“When I lose balance, it’s the ability to fire my core muscles and stabilize my body that keeps me from falling or getting injured,” Erin Gregory, national group exercise director at Gold’s Gym, previously told Well+Good.
This requires strengthening your small leg and ankle muscles, as well as the core and large lower body muscles, to keep yourself grounded.
This week, Chloe de Winter of Go Chlo Pilates shares a 10-minute standing workout specifically designed to improve stability, and help you stay confident and injury-free as you move through the world.
The series includes “a lot of lower-body strengthening work to help you move better, walk better, run better, jump better, dance better,” de Winter said. “Whatever you do in your life, this is to help you do better with more control.”
In just 10 minutes, he packs in essential lower-body movements like lunges and squats, but with a stabilizer-challenging twist. For example, you’ll add shoulder strokes (moving your arms like you’re swimming freestyle) to side step squats, which will add an extra balance challenge to the classic move.
You’ll also work those stabilizer muscles in your feet and ankles, which Gregory says are essential for stability.

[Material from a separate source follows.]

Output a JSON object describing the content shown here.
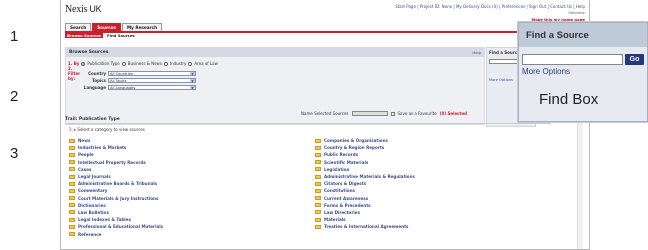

“When you lift, or lift, during your workout, you improve muscle strength as well as balance,” says Gregory. “You’ll strengthen the muscles that provide stability and protect the joints—essentially, injury prevention.”
To do this, de Winter closes the workout with a series of calf raises and holds that he says will “obviously strengthen through your calf muscles, but also around your ankles and feet.”
Spend 10 minutes on stability today and have a more stable future tomorrow.